Nous avons la chance d’avoir, avec les Nations unies, un forum engagé dans la construction d’un monde harmonieux et pacifique. Cependant, beaucoup de ceux qui auraient le plus besoin de son aide sont aujourd’hui cyniques sur son action, ayant l’impression que leurs appels à l’aide tombent dans des oreilles sourdes. La crise actuelle peut ainsi être une chance pour changer une mentalité qui serait soucieuse uniquement de « nos intérêts nationaux » pour une mentalité engagée dans la préservation de la vie et la dignité humaines de chaque être humain, indépendamment de sa race, de son origine ethnique, de sa religion ou de toute autre identité.
Nous reconnaissons les efforts des pays qui répondent aux besoins sécuritaires et humanitaires des personnes déplacées en Irak. Cependant, ce n’est pas suffisant pour assurer leur survie. Quand un État ne peut plus contrôler un niveau brutal de violence sur lequel le monde entier s’accorde à dire qu’il doit être arrêté (comme c’est le cas actuellement en Irak) alors la communauté internationale a l’obligation d’intervenir pour arrêter ceux qui commettent cette violence.
À la lumière de cela nous en appelons à vous et à tous les États membres des Nations unies pour :
- vous saisir de la crise actuelle en Irak aujourd’hui et assurer le déploiement immédiat d’unités militaires spéciales venant du plus grand nombre possible de pays, unités qui auront la capacité nécessaire pour arrêter la purification ethnique et sectaire en cours, assurer le retour sain et sauf des réfugiés dans leurs foyers et traduire les responsables en justice.

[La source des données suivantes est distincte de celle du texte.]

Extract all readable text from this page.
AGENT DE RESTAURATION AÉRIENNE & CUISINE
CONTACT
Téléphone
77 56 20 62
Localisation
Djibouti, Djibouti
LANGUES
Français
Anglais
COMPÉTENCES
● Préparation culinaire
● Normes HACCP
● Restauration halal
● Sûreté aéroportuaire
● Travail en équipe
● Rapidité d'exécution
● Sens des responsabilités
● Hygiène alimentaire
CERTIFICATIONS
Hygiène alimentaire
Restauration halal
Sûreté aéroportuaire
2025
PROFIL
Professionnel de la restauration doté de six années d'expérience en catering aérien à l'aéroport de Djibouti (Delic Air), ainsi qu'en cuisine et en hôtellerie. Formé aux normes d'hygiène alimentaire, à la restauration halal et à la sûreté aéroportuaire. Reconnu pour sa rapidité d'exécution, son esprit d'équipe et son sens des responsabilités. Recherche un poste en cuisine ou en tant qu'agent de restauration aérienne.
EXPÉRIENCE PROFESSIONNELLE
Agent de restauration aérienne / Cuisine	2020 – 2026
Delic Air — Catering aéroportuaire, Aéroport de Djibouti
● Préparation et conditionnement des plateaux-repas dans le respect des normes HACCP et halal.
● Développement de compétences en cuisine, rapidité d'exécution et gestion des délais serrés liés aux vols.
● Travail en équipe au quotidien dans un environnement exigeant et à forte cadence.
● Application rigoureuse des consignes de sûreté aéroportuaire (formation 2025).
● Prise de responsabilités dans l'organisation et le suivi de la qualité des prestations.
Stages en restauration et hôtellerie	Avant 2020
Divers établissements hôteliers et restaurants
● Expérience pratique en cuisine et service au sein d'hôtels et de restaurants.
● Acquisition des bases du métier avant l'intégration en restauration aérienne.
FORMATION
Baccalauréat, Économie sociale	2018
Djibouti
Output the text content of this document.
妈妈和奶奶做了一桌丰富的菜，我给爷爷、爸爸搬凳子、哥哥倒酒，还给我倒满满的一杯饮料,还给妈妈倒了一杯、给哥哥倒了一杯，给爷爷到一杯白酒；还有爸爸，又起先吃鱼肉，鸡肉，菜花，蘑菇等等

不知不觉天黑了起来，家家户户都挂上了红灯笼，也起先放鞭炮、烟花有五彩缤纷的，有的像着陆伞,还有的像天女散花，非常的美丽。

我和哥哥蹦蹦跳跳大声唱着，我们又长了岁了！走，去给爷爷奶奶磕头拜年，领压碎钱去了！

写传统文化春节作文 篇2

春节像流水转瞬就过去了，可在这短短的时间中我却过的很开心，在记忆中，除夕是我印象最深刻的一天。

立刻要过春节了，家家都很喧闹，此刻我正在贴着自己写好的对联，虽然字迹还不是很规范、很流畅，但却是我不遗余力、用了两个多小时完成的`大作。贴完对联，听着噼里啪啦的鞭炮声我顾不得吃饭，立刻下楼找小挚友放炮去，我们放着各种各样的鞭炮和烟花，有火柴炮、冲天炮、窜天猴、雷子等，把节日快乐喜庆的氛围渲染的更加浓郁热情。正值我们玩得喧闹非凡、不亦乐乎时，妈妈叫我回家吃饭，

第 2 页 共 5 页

- arrêter l’approvisionnement en armes des responsables et de sanctionner ceux qui continuent à leur en fournir.
- répondre immédiatement afin de déminer la crise humaine, et cela avant qu’elle ne prenne des proportions incontrôlables.
- protéger les membres des communautés minoritaires persécutées et, selon le droit humanitaire international, leur garantir un droit d’asile immédiat.
- mettre en place immédiatement des conditions de dialogue et de négociations de paix qui incluent toutes les composantes de la société.
Nous espérons et nous prions afin que vous et vos gouvernements répondent à cet appel urgent.
Fr. Bruno Cadoré, OP
Maître de l’Ordre dominicain (Ordre des prêcheurs)
(14 août 2014)
Publié par le fr. Mike Deeb, OP,
délégué permanent de l’Ordre dominicain auprès des Nations unies.
II – Déclaration du Conseil pontifical
pour le Dialogue interreligieux
Le 12 août 2014, le Conseil pontifical pour le Dialogue interreligieux, présidé par le cardinal Jean-Louis Tauran, a appelé à une réaction claire et courageuse des responsables musulmans devant les crimes commis en Irak contre les minorités religieuses. Voici la déclaration du Conseil en intégralité :
Le monde entier a assisté, stupéfait, à ce qu’on appelle désormais la « restauration du califat » qui avait été aboli le 29 octobre 1923 par Kamal Atatürk, fondateur de la Turquie moderne.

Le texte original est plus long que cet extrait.